The Melocheville Tunnel is a tunnel connecting Beauharnois and Melocheville in Quebec, Canada. It is a segment of Route 132 located near the Beauharnois generating station. The tunnel measures 227.6 m m. Until 1991, it was called the Beauharnois Tunnel.

== History ==

=== Construction ===
The construction of the tunnel was carried out as part of the construction of the Beauharnois Canal, between 1956 and 1957.

The tunnel consists of 18 caissons, placed directly on the rock, one lane in each direction, one sidewalk on the north side and three ventilation shafts, one of which is used for the air outlet and two others for the air inlet.

The tunnel passes under the Beauharnois Canal in Melocheville and is an integral part of the St.
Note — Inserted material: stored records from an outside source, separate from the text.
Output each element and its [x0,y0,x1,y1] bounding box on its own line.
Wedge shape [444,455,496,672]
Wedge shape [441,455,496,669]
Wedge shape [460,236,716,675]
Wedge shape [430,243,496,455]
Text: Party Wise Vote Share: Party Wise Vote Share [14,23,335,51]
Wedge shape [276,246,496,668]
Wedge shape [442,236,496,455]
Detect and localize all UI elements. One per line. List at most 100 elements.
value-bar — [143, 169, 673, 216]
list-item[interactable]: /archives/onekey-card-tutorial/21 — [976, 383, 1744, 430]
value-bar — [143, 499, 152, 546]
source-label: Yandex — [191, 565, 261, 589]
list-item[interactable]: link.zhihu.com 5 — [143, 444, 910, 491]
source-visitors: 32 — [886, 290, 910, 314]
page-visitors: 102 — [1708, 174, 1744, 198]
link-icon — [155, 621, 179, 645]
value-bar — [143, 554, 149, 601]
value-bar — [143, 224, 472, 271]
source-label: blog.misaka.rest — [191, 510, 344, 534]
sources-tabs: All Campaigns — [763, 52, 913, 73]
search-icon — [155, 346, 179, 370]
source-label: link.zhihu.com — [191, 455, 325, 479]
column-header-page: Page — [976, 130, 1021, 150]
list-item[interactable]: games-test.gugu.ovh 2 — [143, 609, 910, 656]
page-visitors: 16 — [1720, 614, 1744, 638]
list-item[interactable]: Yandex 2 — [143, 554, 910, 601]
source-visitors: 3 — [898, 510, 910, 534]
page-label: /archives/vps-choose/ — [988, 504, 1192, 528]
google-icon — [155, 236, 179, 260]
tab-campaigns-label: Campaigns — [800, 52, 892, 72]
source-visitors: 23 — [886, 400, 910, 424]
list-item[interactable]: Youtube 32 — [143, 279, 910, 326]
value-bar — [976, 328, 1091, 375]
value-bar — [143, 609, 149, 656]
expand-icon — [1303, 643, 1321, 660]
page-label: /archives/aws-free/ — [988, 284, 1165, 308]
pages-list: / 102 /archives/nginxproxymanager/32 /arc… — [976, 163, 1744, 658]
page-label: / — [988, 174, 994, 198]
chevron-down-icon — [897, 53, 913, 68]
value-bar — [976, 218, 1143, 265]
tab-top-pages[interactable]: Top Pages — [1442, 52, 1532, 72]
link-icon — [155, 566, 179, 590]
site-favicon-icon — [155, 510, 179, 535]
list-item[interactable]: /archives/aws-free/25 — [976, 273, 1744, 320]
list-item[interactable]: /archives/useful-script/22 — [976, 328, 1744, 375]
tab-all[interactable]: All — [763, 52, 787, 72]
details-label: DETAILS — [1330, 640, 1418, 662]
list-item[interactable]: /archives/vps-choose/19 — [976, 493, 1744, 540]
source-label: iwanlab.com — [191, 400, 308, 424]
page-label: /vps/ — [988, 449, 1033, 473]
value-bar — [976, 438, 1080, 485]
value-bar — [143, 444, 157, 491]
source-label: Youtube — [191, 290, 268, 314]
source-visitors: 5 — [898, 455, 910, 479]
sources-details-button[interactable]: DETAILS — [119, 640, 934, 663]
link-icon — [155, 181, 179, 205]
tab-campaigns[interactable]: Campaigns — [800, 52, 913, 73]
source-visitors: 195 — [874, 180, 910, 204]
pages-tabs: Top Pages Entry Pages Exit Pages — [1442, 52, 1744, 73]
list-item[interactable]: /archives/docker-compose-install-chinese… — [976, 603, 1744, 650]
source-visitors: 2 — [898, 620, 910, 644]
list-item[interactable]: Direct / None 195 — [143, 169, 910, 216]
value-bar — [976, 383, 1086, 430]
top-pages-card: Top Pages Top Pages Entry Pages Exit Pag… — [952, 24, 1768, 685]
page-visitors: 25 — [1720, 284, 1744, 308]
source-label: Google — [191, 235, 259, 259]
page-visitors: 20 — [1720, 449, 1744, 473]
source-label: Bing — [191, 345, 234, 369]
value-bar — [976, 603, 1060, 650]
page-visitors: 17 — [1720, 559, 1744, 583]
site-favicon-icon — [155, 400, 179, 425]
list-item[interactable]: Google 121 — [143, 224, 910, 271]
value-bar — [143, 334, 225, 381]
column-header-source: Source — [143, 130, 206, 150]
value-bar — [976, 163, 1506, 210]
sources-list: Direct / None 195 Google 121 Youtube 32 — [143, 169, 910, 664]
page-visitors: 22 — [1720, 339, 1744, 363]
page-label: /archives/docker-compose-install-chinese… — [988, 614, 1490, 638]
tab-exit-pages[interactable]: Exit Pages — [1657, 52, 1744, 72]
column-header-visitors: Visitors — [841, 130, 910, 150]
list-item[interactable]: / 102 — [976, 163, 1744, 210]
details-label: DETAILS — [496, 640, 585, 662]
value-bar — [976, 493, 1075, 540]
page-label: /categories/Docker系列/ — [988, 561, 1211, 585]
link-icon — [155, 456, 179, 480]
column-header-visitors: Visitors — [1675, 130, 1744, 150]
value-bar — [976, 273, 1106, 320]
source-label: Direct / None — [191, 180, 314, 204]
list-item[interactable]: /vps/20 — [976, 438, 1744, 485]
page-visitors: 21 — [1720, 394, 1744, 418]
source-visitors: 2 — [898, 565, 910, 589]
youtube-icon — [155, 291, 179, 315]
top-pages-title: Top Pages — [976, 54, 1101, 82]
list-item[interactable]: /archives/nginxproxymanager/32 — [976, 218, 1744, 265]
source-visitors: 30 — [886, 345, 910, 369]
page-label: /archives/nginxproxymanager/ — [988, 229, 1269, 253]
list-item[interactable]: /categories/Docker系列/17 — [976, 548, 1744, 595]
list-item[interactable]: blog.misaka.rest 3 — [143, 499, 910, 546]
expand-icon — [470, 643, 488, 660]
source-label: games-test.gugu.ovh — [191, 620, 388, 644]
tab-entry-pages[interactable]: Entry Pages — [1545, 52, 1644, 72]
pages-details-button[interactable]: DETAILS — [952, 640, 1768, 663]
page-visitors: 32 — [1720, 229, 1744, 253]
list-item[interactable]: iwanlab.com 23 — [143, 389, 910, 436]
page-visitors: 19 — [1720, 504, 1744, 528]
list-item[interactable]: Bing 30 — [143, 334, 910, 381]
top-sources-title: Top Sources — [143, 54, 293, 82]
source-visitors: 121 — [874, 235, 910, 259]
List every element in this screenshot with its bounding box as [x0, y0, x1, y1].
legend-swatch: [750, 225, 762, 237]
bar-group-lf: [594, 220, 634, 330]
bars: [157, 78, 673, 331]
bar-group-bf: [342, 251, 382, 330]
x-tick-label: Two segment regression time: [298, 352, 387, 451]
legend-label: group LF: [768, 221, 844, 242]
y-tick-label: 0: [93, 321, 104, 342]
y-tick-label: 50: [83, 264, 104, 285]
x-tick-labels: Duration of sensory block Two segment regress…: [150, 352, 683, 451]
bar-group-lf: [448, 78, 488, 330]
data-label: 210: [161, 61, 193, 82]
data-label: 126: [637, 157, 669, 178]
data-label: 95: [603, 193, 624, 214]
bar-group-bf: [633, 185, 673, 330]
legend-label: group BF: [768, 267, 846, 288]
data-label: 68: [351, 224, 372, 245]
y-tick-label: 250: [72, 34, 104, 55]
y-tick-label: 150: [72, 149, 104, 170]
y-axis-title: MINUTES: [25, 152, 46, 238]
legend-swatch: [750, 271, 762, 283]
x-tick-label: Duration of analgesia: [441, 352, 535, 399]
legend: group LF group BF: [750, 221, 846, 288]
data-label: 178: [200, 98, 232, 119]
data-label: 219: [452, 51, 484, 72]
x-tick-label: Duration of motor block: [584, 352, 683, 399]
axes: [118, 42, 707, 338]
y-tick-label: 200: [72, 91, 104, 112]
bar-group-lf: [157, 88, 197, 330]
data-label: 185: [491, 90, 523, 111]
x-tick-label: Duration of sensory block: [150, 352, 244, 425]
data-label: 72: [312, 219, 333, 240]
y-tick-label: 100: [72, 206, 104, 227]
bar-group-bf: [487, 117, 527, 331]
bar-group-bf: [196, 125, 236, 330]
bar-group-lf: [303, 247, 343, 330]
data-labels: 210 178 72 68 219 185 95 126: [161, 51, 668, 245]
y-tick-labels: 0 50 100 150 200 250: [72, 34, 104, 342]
Lawrence Seaway.

=== Improvements ===
In 1968, work was carried out for tunnel rehabilitation and resurfacing.

Since then, maintenance work such as road repairs, repair of tunnel walls and rehabilitation of approaches have been carried out to ensure a safe and efficient passage for users and preserve the integrity of the structure.

== Circulation ==
In the tunnel, the two traffic directions are separated by a central support structure forming the first ventilation shaft (air outlet). The tunnel also has a sidewalk on the north side. Nearly 1.7 million passages are made in this tunnel each year.

== Administration ==
Since October 1, 1998, the operation, maintenance and administration of the tunnel belong to Jacques Cartier and Champlain Bridges Incorporated (JCCBI). The structure was previously under the authority of the St. Lawrence Seaway Authority.